Personal information
- Born: 26 June 1995 (age 31) Melbourne, Victoria, Australia
- Listed height: 203 cm (6 ft 8 in)
- Listed weight: 94 kg (207 lb)

Career information
- High school: Carey Baptist Grammar (Melbourne, Victoria)
- College: Auburn (2014–2015); Hawaii (2016–2019);
- NBA draft: 2019: undrafted
- Playing career: 2012–present

Career history
- 2012–2014, 2019: Melbourne Tigers
- 2019–2020: Melbourne United
- 2021: Adelaide 36ers
- 2021: North Adelaide Rockets
- 2021: Hobart Chargers
- 2021–2022: Perth Wildcats
- 2022: Forestville Eagles
- 2023–present: Melbourne Tigers
- 2025: Hyderabad Falcons
- 2025–2026: Brisbane Bullets

Career highlights
- INBL Most Valuable Player (2025); INBL scoring champion (2025); NBL1 South Most Valuable Player (2023); NBL1 South All-Star Five (2023); 2× All-NBL1 South Second Team (2025, 2026); NBL1 Central All-Star Five (2022); Second-team All-Big West (2019); Big West Best Sixth Player (2018);

= Jack Purchase =

Australian basketball player (born 1995)

Jack Purchase (born 26 June 1995) is an Australian professional basketball player for the Melbourne Tigers of the NBL1 South. He played college basketball for the Auburn Tigers and Hawaii Rainbow Warriors.

==Early life==
Purchase was born in Melbourne, Victoria, and attended Carey Baptist Grammar School. He played in the Big V for the Melbourne Tigers between 2012 and 2014.

==College career==
Purchase played college basketball in the United States for the Auburn Tigers during the 2014–15 season but saw limited playing time and transferred to the Hawaii Rainbow Warriors. Purchase became an immediate starter for the Rainbow Warriors during his sophomore season in 2016–17. He was moved to the bench during his junior season and was named the Big West Best Sixth Player in 2018. Purchase returned to the starting line-up for his senior season and earned second-team All-Big West honours in 2019.

==Professional career==
Purchase returned to Australia in 2019 and signed with the Melbourne Tigers of the NBL1 for the 2019 season. He then joined Melbourne United of the National Basketball League (NBL) as a development player for the 2019–20 season.

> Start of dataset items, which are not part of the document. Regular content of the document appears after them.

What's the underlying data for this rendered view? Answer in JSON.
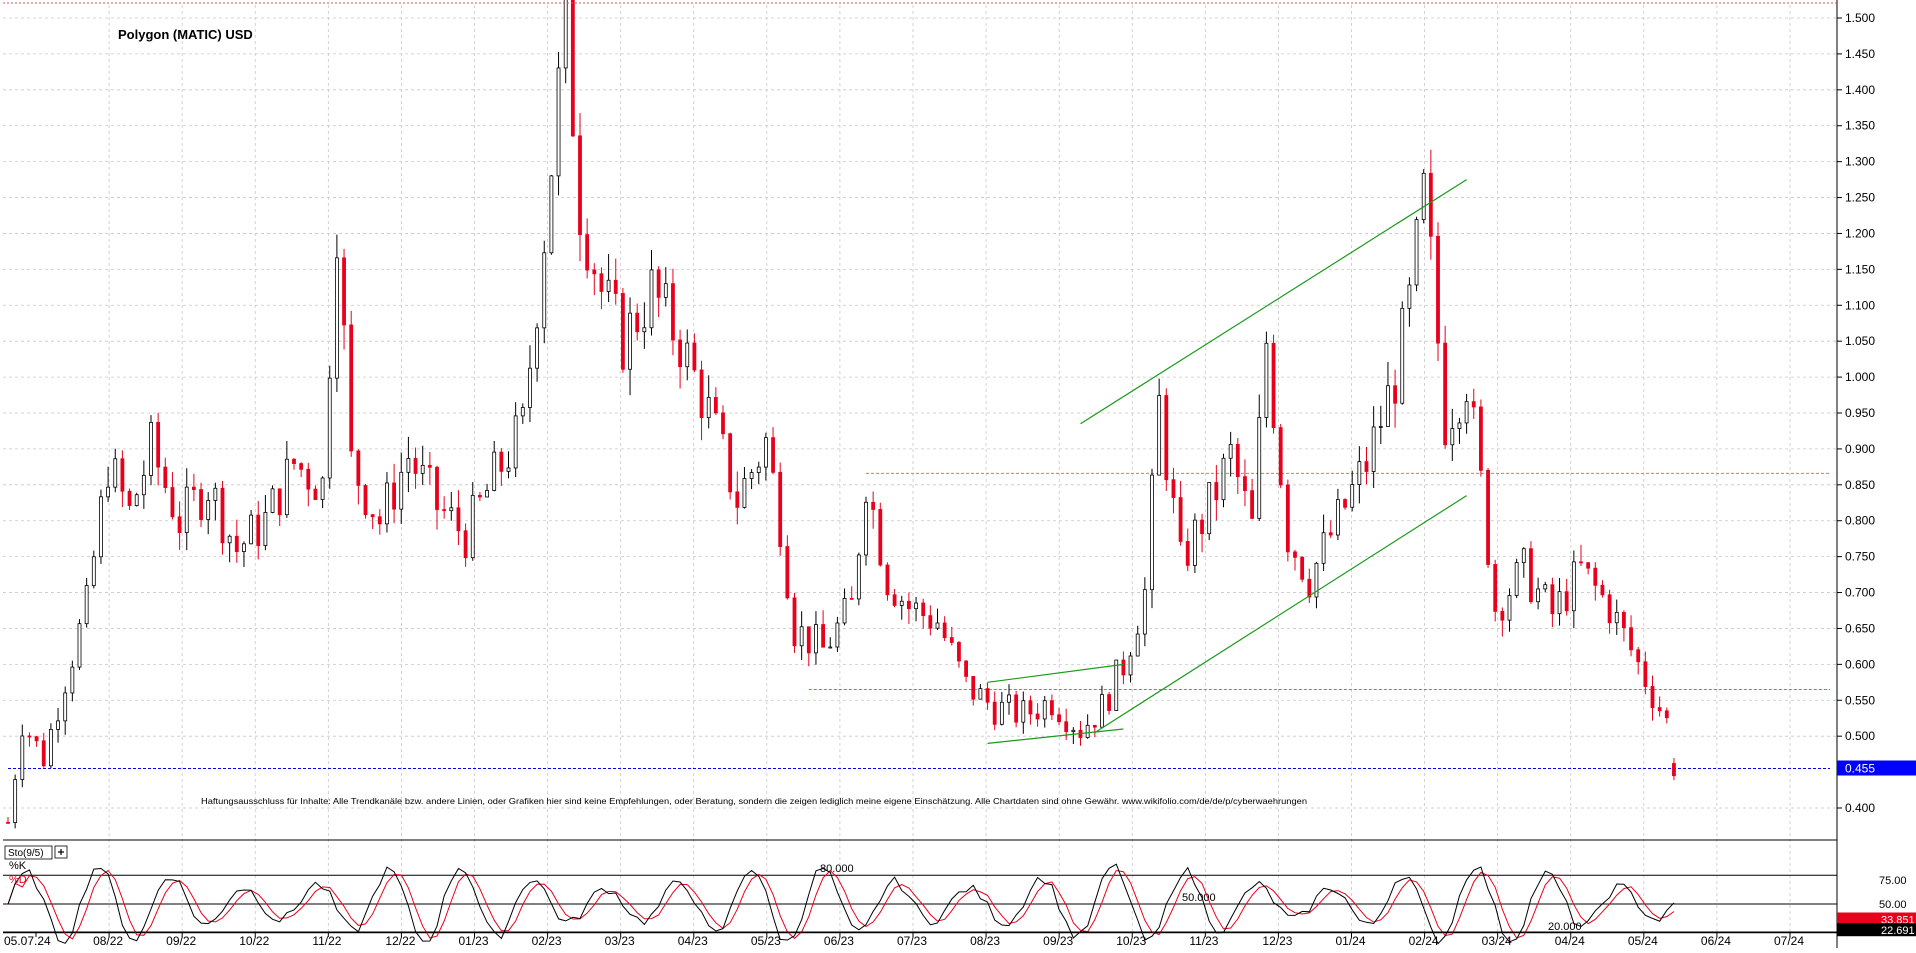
{
  "chart_data": [
    {
      "type": "candlestick",
      "title": "Polygon (MATIC) USD",
      "disclaimer": "Haftungsausschluss für Inhalte: Alle Trendkanäle bzw. andere Linien, oder Grafiken hier sind keine Empfehlungen, oder Beratung, sondern die zeigen lediglich meine eigene Einschätzung. Alle Chartdaten sind ohne Gewähr.  www.wikifolio.com/de/de/p/cyberwaehrungen",
      "y_ticks": [
        "1.500",
        "1.450",
        "1.400",
        "1.350",
        "1.300",
        "1.250",
        "1.200",
        "1.150",
        "1.100",
        "1.050",
        "1.000",
        "0.950",
        "0.900",
        "0.850",
        "0.800",
        "0.750",
        "0.700",
        "0.650",
        "0.600",
        "0.550",
        "0.500",
        "0.400"
      ],
      "ylim": [
        0.375,
        1.525
      ],
      "x_ticks": [
        "05.07.24",
        "08/22",
        "09/22",
        "10/22",
        "11/22",
        "12/22",
        "01/23",
        "02/23",
        "03/23",
        "04/23",
        "05/23",
        "06/23",
        "07/23",
        "08/23",
        "09/23",
        "10/23",
        "11/23",
        "12/23",
        "01/24",
        "02/24",
        "03/24",
        "04/24",
        "05/24",
        "06/24",
        "07/24"
      ],
      "grid": true,
      "last_price": "0.455",
      "colors": {
        "up": "#000000",
        "down": "#e8001c",
        "trend": "#1a9a1a",
        "price_line": "#0000ff",
        "price_label_bg": "#0000ff",
        "support": "#2ebd2e",
        "resistance": "#e07070"
      },
      "price_path": [
        [
          0,
          0.38
        ],
        [
          2,
          0.52
        ],
        [
          5,
          0.47
        ],
        [
          8,
          0.58
        ],
        [
          11,
          0.68
        ],
        [
          14,
          0.88
        ],
        [
          17,
          0.81
        ],
        [
          20,
          0.9
        ],
        [
          24,
          0.8
        ],
        [
          28,
          0.85
        ],
        [
          32,
          0.76
        ],
        [
          36,
          0.8
        ],
        [
          40,
          0.88
        ],
        [
          44,
          0.85
        ],
        [
          46,
          1.22
        ],
        [
          48,
          0.88
        ],
        [
          52,
          0.8
        ],
        [
          56,
          0.89
        ],
        [
          60,
          0.82
        ],
        [
          64,
          0.78
        ],
        [
          68,
          0.86
        ],
        [
          72,
          0.93
        ],
        [
          75,
          1.2
        ],
        [
          78,
          1.5
        ],
        [
          80,
          1.24
        ],
        [
          83,
          1.12
        ],
        [
          86,
          1.05
        ],
        [
          90,
          1.12
        ],
        [
          94,
          1.05
        ],
        [
          98,
          0.95
        ],
        [
          102,
          0.83
        ],
        [
          106,
          0.91
        ],
        [
          108,
          0.8
        ],
        [
          110,
          0.65
        ],
        [
          114,
          0.62
        ],
        [
          118,
          0.68
        ],
        [
          120,
          0.86
        ],
        [
          123,
          0.72
        ],
        [
          126,
          0.68
        ],
        [
          130,
          0.66
        ],
        [
          134,
          0.57
        ],
        [
          138,
          0.54
        ],
        [
          142,
          0.53
        ],
        [
          146,
          0.55
        ],
        [
          150,
          0.51
        ],
        [
          153,
          0.54
        ],
        [
          156,
          0.6
        ],
        [
          159,
          0.7
        ],
        [
          161,
          0.96
        ],
        [
          164,
          0.74
        ],
        [
          168,
          0.82
        ],
        [
          171,
          0.89
        ],
        [
          174,
          0.79
        ],
        [
          176,
          1.05
        ],
        [
          179,
          0.78
        ],
        [
          182,
          0.72
        ],
        [
          186,
          0.8
        ],
        [
          190,
          0.88
        ],
        [
          194,
          1.0
        ],
        [
          196,
          1.1
        ],
        [
          198,
          1.25
        ],
        [
          199,
          1.16
        ],
        [
          201,
          0.94
        ],
        [
          204,
          1.0
        ],
        [
          206,
          0.85
        ],
        [
          208,
          0.68
        ],
        [
          212,
          0.73
        ],
        [
          216,
          0.67
        ],
        [
          220,
          0.73
        ],
        [
          224,
          0.68
        ],
        [
          228,
          0.6
        ],
        [
          230,
          0.56
        ],
        [
          232,
          0.52
        ],
        [
          233,
          0.44
        ]
      ],
      "annotations": [
        {
          "type": "trendline",
          "from": [
            150,
            0.935
          ],
          "to": [
            204,
            1.275
          ]
        },
        {
          "type": "trendline",
          "from": [
            152,
            0.505
          ],
          "to": [
            204,
            0.835
          ]
        },
        {
          "type": "trendline",
          "from": [
            137,
            0.575
          ],
          "to": [
            156,
            0.6
          ]
        },
        {
          "type": "trendline",
          "from": [
            137,
            0.49
          ],
          "to": [
            156,
            0.51
          ]
        },
        {
          "type": "hline",
          "y": 0.565,
          "from": 112,
          "to": 248,
          "color": "support"
        },
        {
          "type": "hline",
          "y": 0.866,
          "from": 120,
          "to": 248,
          "color": "resistance"
        },
        {
          "type": "hline",
          "y": 0.455,
          "from": 0,
          "to": 248,
          "color": "price_line"
        }
      ]
    },
    {
      "type": "line",
      "indicator_label": "Sto(9/5)",
      "series": [
        {
          "name": "%K",
          "color": "#000000"
        },
        {
          "name": "%D",
          "color": "#e8001c"
        }
      ],
      "level_labels": [
        "80.000",
        "50.000",
        "20.000"
      ],
      "y_ticks": [
        "75.00",
        "50.00"
      ],
      "ylim": [
        0,
        100
      ],
      "last_k": "33.851",
      "last_d": "22.691"
    }
  ]
}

On 2 March 2021, Purchase signed with the Adelaide 36ers for the rest of the 2020–21 NBL season as an injury replacement for Isaac Humphries. During the 2021 NBL1 season, he played four games for the North Adelaide Rockets of the NBL1 Central and five games for the Hobart Chargers of the NBL1 South.

On 14 September 2021, Purchase signed a two-year deal with the Perth Wildcats. The final year of his contract was declined by the team.

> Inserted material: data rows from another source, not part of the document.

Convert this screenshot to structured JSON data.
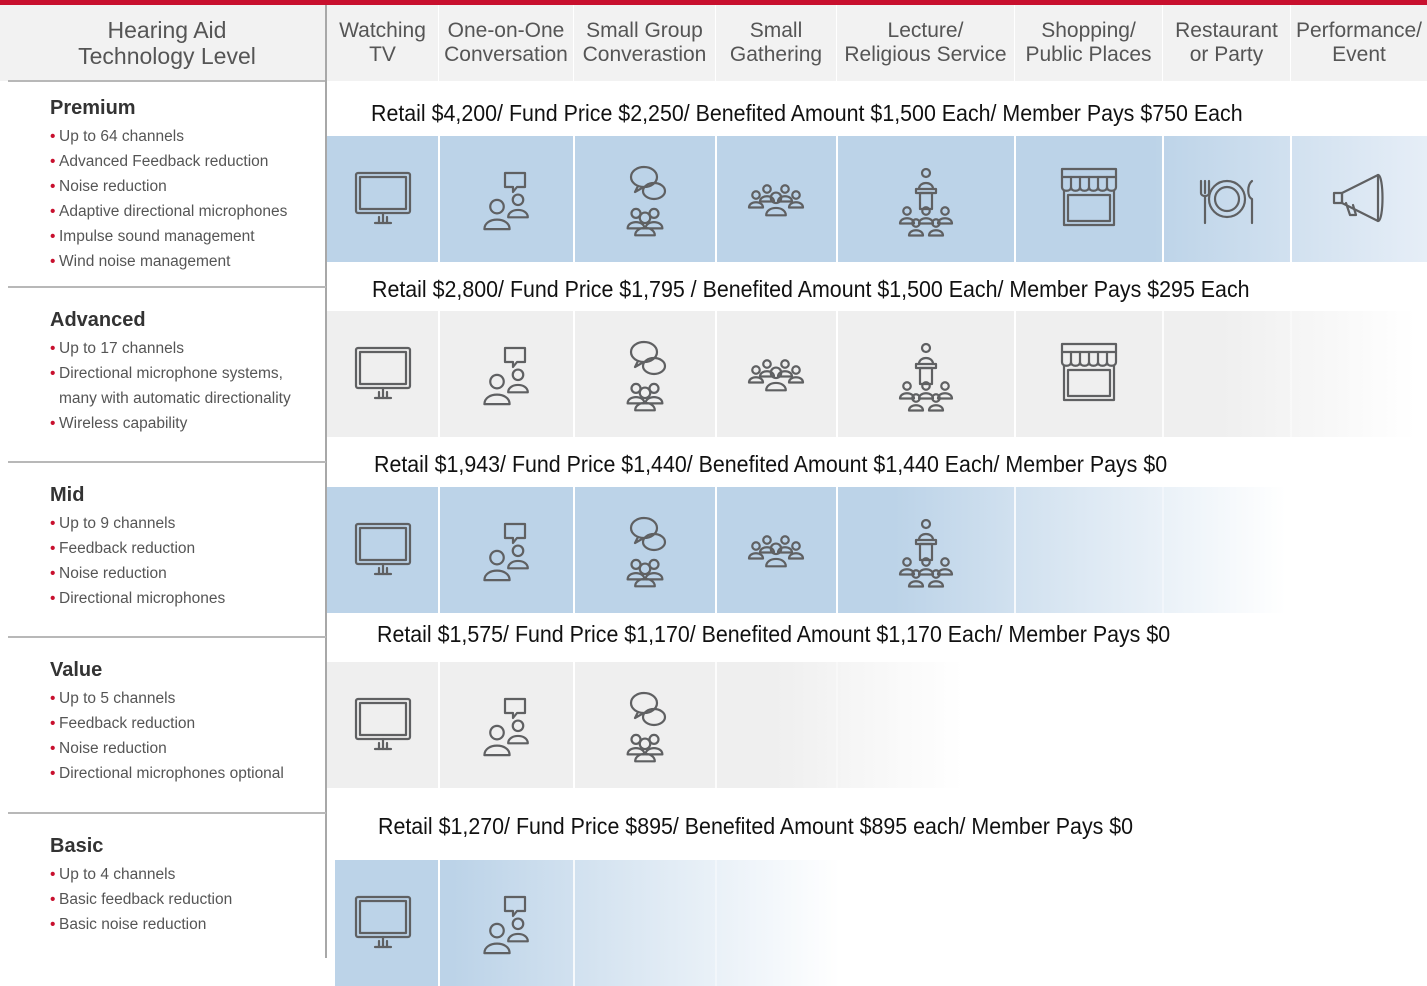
{
  "header": {
    "title": "Hearing Aid\nTechnology Level",
    "columns": [
      {
        "label": "Watching\nTV"
      },
      {
        "label": "One-on-One\nConversation"
      },
      {
        "label": "Small Group\nConverastion"
      },
      {
        "label": "Small\nGathering"
      },
      {
        "label": "Lecture/\nReligious Service"
      },
      {
        "label": "Shopping/\nPublic Places"
      },
      {
        "label": "Restaurant\nor Party"
      },
      {
        "label": "Performance/\nEvent"
      }
    ]
  },
  "column_icons": [
    "tv-icon",
    "conversation-icon",
    "group-chat-icon",
    "crowd-icon",
    "lecture-icon",
    "store-icon",
    "dining-icon",
    "megaphone-icon"
  ],
  "tiers": [
    {
      "name": "Premium",
      "features": [
        "Up to 64 channels",
        "Advanced Feedback reduction",
        "Noise reduction",
        "Adaptive directional microphones",
        "Impulse sound management",
        "Wind noise management"
      ],
      "price": "Retail $4,200/ Fund Price $2,250/ Benefited Amount $1,500 Each/ Member Pays $750 Each",
      "supported_count": 8,
      "band_color": "blue"
    },
    {
      "name": "Advanced",
      "features": [
        "Up to 17 channels",
        "Directional microphone systems,",
        "many with automatic directionality",
        "Wireless capability"
      ],
      "price": "Retail $2,800/ Fund Price $1,795 / Benefited Amount $1,500 Each/ Member Pays $295 Each",
      "supported_count": 6,
      "band_color": "gray"
    },
    {
      "name": "Mid",
      "features": [
        "Up to 9 channels",
        "Feedback reduction",
        "Noise reduction",
        "Directional microphones"
      ],
      "price": "Retail $1,943/ Fund Price $1,440/ Benefited Amount  $1,440 Each/ Member Pays $0",
      "supported_count": 5,
      "band_color": "blue"
    },
    {
      "name": "Value",
      "features": [
        "Up to 5 channels",
        "Feedback reduction",
        "Noise reduction",
        "Directional microphones optional"
      ],
      "price": "Retail $1,575/ Fund Price $1,170/ Benefited Amount $1,170 Each/ Member Pays $0",
      "supported_count": 3,
      "band_color": "gray"
    },
    {
      "name": "Basic",
      "features": [
        "Up to 4 channels",
        "Basic feedback reduction",
        "Basic noise reduction"
      ],
      "price": "Retail $1,270/ Fund Price $895/ Benefited Amount $895 each/ Member Pays $0",
      "supported_count": 2,
      "band_color": "blue"
    }
  ],
  "colors": {
    "accent": "#c8102e",
    "blue_band": "#bcd3e8",
    "gray_band": "#efefef",
    "icon_stroke": "#5f6062"
  }
}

Purchase joined the Forestville Eagles for the 2022 NBL1 Central season.

Purchase returned to the Melbourne Tigers for the 2023 NBL1 South season. He was named NBL1 South co-Most Valuable Player and earned All-Star Five honours. He re-joined the Tigers for the 2024 NBL1 South season. In 22 games, he averaged 15.95 points, 5.73 rebounds and 4.41 assists per game.

Purchase joined the Hyderabad Falcons of the Indian National Basketball League (INBL) for the 2025 season. His 172 points in the regular season led the league. He was subsequently named league MVP.

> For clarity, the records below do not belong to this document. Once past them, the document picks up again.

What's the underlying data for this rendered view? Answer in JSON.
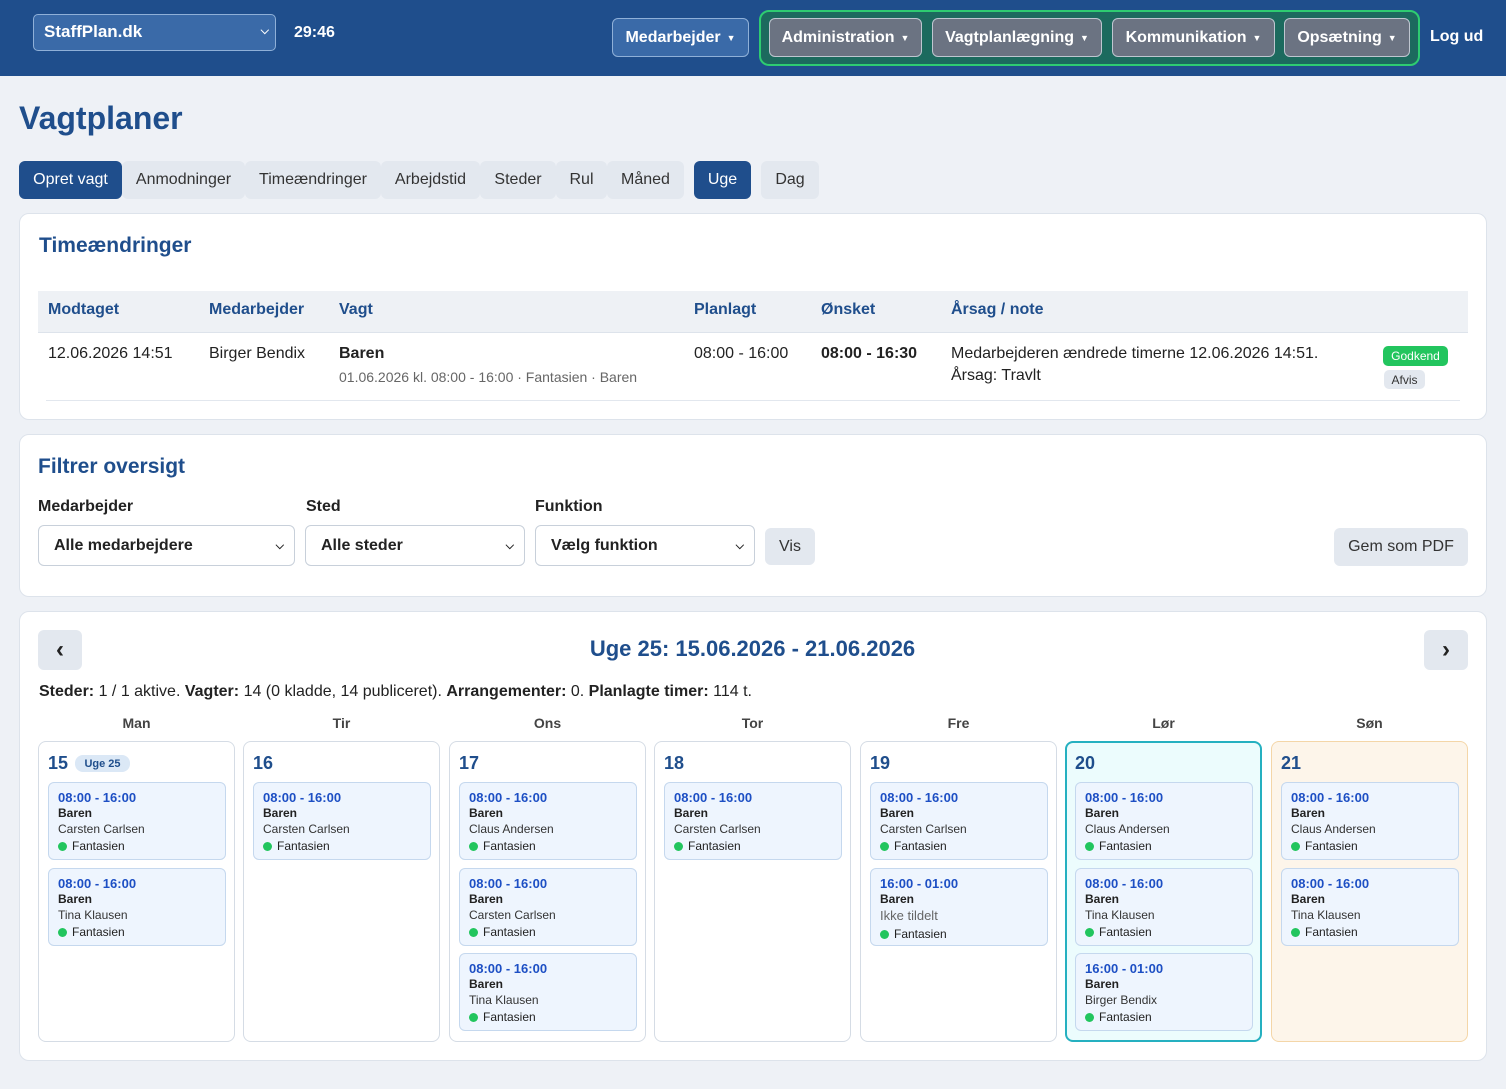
{
  "topbar": {
    "site": "StaffPlan.dk",
    "timer": "29:46",
    "employee_menu": "Medarbejder",
    "menus": [
      "Administration",
      "Vagtplanlægning",
      "Kommunikation",
      "Opsætning"
    ],
    "logout": "Log ud"
  },
  "page_title": "Vagtplaner",
  "tabs": [
    "Opret vagt",
    "Anmodninger",
    "Timeændringer",
    "Arbejdstid",
    "Steder",
    "Rul",
    "Måned",
    "Uge",
    "Dag"
  ],
  "changes": {
    "title": "Timeændringer",
    "headers": [
      "Modtaget",
      "Medarbejder",
      "Vagt",
      "Planlagt",
      "Ønsket",
      "Årsag / note"
    ],
    "row": {
      "received": "12.06.2026 14:51",
      "employee": "Birger Bendix",
      "shift": "Baren",
      "shift_detail": "01.06.2026 kl. 08:00 - 16:00 · Fantasien · Baren",
      "planned": "08:00 - 16:00",
      "wanted": "08:00 - 16:30",
      "note1": "Medarbejderen ændrede timerne 12.06.2026 14:51.",
      "note2": "Årsag: Travlt",
      "approve": "Godkend",
      "reject": "Afvis"
    }
  },
  "filter": {
    "title": "Filtrer oversigt",
    "employee_label": "Medarbejder",
    "employee_value": "Alle medarbejdere",
    "place_label": "Sted",
    "place_value": "Alle steder",
    "function_label": "Funktion",
    "function_value": "Vælg funktion",
    "show": "Vis",
    "pdf": "Gem som PDF"
  },
  "week": {
    "prev": "‹",
    "next": "›",
    "title": "Uge 25: 15.06.2026 - 21.06.2026",
    "summary": {
      "places_label": "Steder:",
      "places": "1 / 1 aktive.",
      "shifts_label": "Vagter:",
      "shifts": "14 (0 kladde, 14 publiceret).",
      "events_label": "Arrangementer:",
      "events": "0.",
      "hours_label": "Planlagte timer:",
      "hours": "114 t."
    },
    "week_badge": "Uge 25",
    "days": [
      {
        "name": "Man",
        "num": "15",
        "shifts": [
          {
            "time": "08:00 - 16:00",
            "place": "Baren",
            "person": "Carsten Carlsen",
            "loc": "Fantasien"
          },
          {
            "time": "08:00 - 16:00",
            "place": "Baren",
            "person": "Tina Klausen",
            "loc": "Fantasien"
          }
        ]
      },
      {
        "name": "Tir",
        "num": "16",
        "shifts": [
          {
            "time": "08:00 - 16:00",
            "place": "Baren",
            "person": "Carsten Carlsen",
            "loc": "Fantasien"
          }
        ]
      },
      {
        "name": "Ons",
        "num": "17",
        "shifts": [
          {
            "time": "08:00 - 16:00",
            "place": "Baren",
            "person": "Claus Andersen",
            "loc": "Fantasien"
          },
          {
            "time": "08:00 - 16:00",
            "place": "Baren",
            "person": "Carsten Carlsen",
            "loc": "Fantasien"
          },
          {
            "time": "08:00 - 16:00",
            "place": "Baren",
            "person": "Tina Klausen",
            "loc": "Fantasien"
          }
        ]
      },
      {
        "name": "Tor",
        "num": "18",
        "shifts": [
          {
            "time": "08:00 - 16:00",
            "place": "Baren",
            "person": "Carsten Carlsen",
            "loc": "Fantasien"
          }
        ]
      },
      {
        "name": "Fre",
        "num": "19",
        "shifts": [
          {
            "time": "08:00 - 16:00",
            "place": "Baren",
            "person": "Carsten Carlsen",
            "loc": "Fantasien"
          },
          {
            "time": "16:00 - 01:00",
            "place": "Baren",
            "person": "Ikke tildelt",
            "loc": "Fantasien"
          }
        ]
      },
      {
        "name": "Lør",
        "num": "20",
        "shifts": [
          {
            "time": "08:00 - 16:00",
            "place": "Baren",
            "person": "Claus Andersen",
            "loc": "Fantasien"
          },
          {
            "time": "08:00 - 16:00",
            "place": "Baren",
            "person": "Tina Klausen",
            "loc": "Fantasien"
          },
          {
            "time": "16:00 - 01:00",
            "place": "Baren",
            "person": "Birger Bendix",
            "loc": "Fantasien"
          }
        ]
      },
      {
        "name": "Søn",
        "num": "21",
        "shifts": [
          {
            "time": "08:00 - 16:00",
            "place": "Baren",
            "person": "Claus Andersen",
            "loc": "Fantasien"
          },
          {
            "time": "08:00 - 16:00",
            "place": "Baren",
            "person": "Tina Klausen",
            "loc": "Fantasien"
          }
        ]
      }
    ]
  },
  "colors": {
    "primary": "#1f4e8c",
    "accent_green": "#22c55e",
    "shift_time": "#1d4fc4"
  }
}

Purchase re-joined the Melbourne Tigers for the 2025 NBL1 South season. On 4 May 2025, he set a new NBL1 scoring record with 55 points and 10 3-pointers in an 87–85 loss to the Eltham Wildcats. He was named NBL1 South All Second Team. He helped the team reach the NBL1 South Grand Final, where they lost 99–80 to the Sandringham Sabres, with Purchase scoring 20 points.

On 7 August 2025, Purchase signed with the Brisbane Bullets for the 2025–26 NBL season. He took the number 12 jersey, the same number his father Nigel wore in the last season of his 250-game career in 1993.

Purchase re-joined the Melbourne Tigers for the 2026 NBL1 South season. On 28 June 2026, he recorded a triple-double with 14 points, 11 assists and 10 rebounds in a 99–76 win over the Dandenong Rangers. He was named All-NBL1 South Second Team for the second straight year.

==Personal life==
Purchase's father, Nigel, played in the NBL while his mother, Simone, played in the Women's National Basketball League (WNBL).

His father's sister is married to Australian basketball great, Andrew Gaze.